I blushed right up to my eyebrows.
“You may have, but that was a long time ago.”
Will grinned, and the heat kept up. He tapped an index finger against the side of his head. “Good thing I’ve got a hell of a memory, huh?”
I yanked my comforter from my bed and rolled myself up in it, standing. “Shouldn’t we get to work? We still have a case to solve, don’t we?”
Will raised his eyebrows. “We were all just sitting around waiting for the queen to grace us with her consciousness.”
He walked in and I walked out, even though everything from my nipples downward screamed at me to stay in my room and to suddenly get very interested in collecting errant towels.
The Indiana Jones–looking spread on the dining table brought back a vague recollection of the night before.
“Hey,” I said to Vlad, who was stretched out on the couch watching something on mute.
Vlad blinked up at me, and I could see the enormous dent—and the angry-looking bruise surrounding it—on the side of his head.
“How did that happen?
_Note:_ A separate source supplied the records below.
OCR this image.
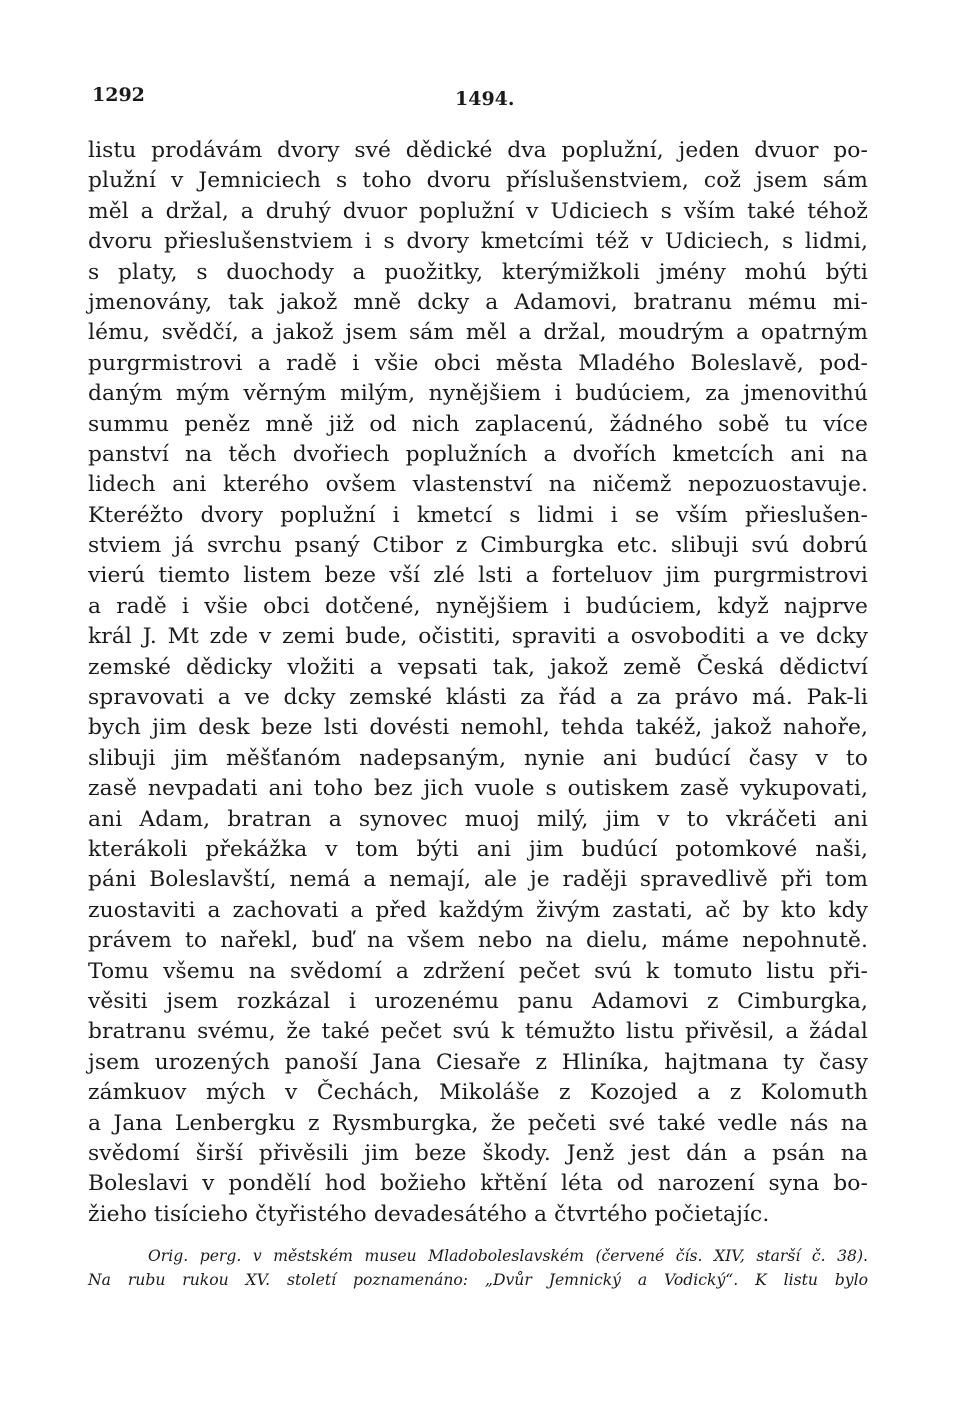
1292	1494.
listu prodávám dvory své dědické dva poplužní, jeden dvuor po-
plužní v Jemniciech s toho dvoru příslušenstviem, což jsem sám
měl a držal, a druhý dvuor poplužní v Udiciech s vším také téhož
dvoru přieslušenstviem i s dvory kmetcími též v Udiciech, s lidmi,
s platy, s duochody a puožitky, kterýmižkoli jmény mohú býti
jmenovány, tak jakož mně dcky a Adamovi, bratranu mému mi-
lému, svědčí, a jakož jsem sám měl a držal, moudrým a opatrným
purgrmistrovi a radě i všie obci města Mladého Boleslavě, pod-
daným mým věrným milým, nynějšiem i budúciem, za jmenovithú
summu peněz mně již od nich zaplacenú, žádného sobě tu více
panství na těch dvořiech poplužních a dvořích kmetcích ani na
lidech ani kterého ovšem vlastenství na ničemž nepozuostavuje.
Kteréžto dvory poplužní i kmetcí s lidmi i se vším přieslušen-
stviem já svrchu psaný Ctibor z Cimburgka etc. slibuji svú dobrú
vierú tiemto listem beze vší zlé lsti a forteluov jim purgrmistrovi
a radě i všie obci dotčené, nynějšiem i budúciem, když najprve
král J. Mt zde v zemi bude, očistiti, spraviti a osvoboditi a ve dcky
zemské dědicky vložiti a vepsati tak, jakož země Česká dědictví
spravovati a ve dcky zemské klásti za řád a za právo má. Pak-li
bych jim desk beze lsti dovésti nemohl, tehda takéž, jakož nahoře,
slibuji jim měšťanóm nadepsaným, nynie ani budúcí časy v to
zasě nevpadati ani toho bez jich vuole s outiskem zasě vykupovati,
ani Adam, bratran a synovec muoj milý, jim v to vkráčeti ani
kterákoli překážka v tom býti ani jim budúcí potomkové naši,
páni Boleslavští, nemá a nemají, ale je raději spravedlivě při tom
zuostaviti a zachovati a před každým živým zastati, ač by kto kdy
právem to nařekl, buď na všem nebo na dielu, máme nepohnutě.
Tomu všemu na svědomí a zdržení pečet svú k tomuto listu při-
věsiti jsem rozkázal i urozenému panu Adamovi z Cimburgka,
bratranu svému, že také pečet svú k témužto listu přivěsil, a žádal
jsem urozených panoší Jana Ciesaře z Hliníka, hajtmana ty časy
zámkuov mých v Čechách, Mikoláše z Kozojed a z Kolomuth
a Jana Lenbergku z Rysmburgka, že pečeti své také vedle nás na
svědomí širší přivěsili jim beze škody. Jenž jest dán a psán na
Boleslavi v pondělí hod božieho křtění léta od narození syna bo-
žieho tisícieho čtyřistého devadesátého a čtvrtého počietajíc.
Orig. perg. v městském museu Mladoboleslavském (červené čís. XIV, starší č. 38).
Na rubu rukou XV. století poznamenáno: „Dvůr Jemnický a Vodický“. K listu bylo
And how is it still like that?”
Vlad’s upper lip curled and he sunk into the couch a small bit farther. “Kale hit me with an otter.”
“Ooh,” I muttered. “Oscar. But how’s it still all—” I did my best intimation of an obnoxious, blood spurting bruise.
Vlad touched two fingers to the wound and winced. “I had just eaten—a lot.” He patted his belly. “I’m still pretty full. Once the blood wears down it’ll go away. Damn that woman. I can’t go out looking like this.”
“Why? All the other vamps on the playground going to make fun of you?”
I thought I heard a low growl from the direction of the couch.
“I don’t remember everything,” I said, curling myself into my robe. “But I do remember the way you went to her after the crash.”
He avoided my gaze, grabbing the remote instead and turning the volume up high.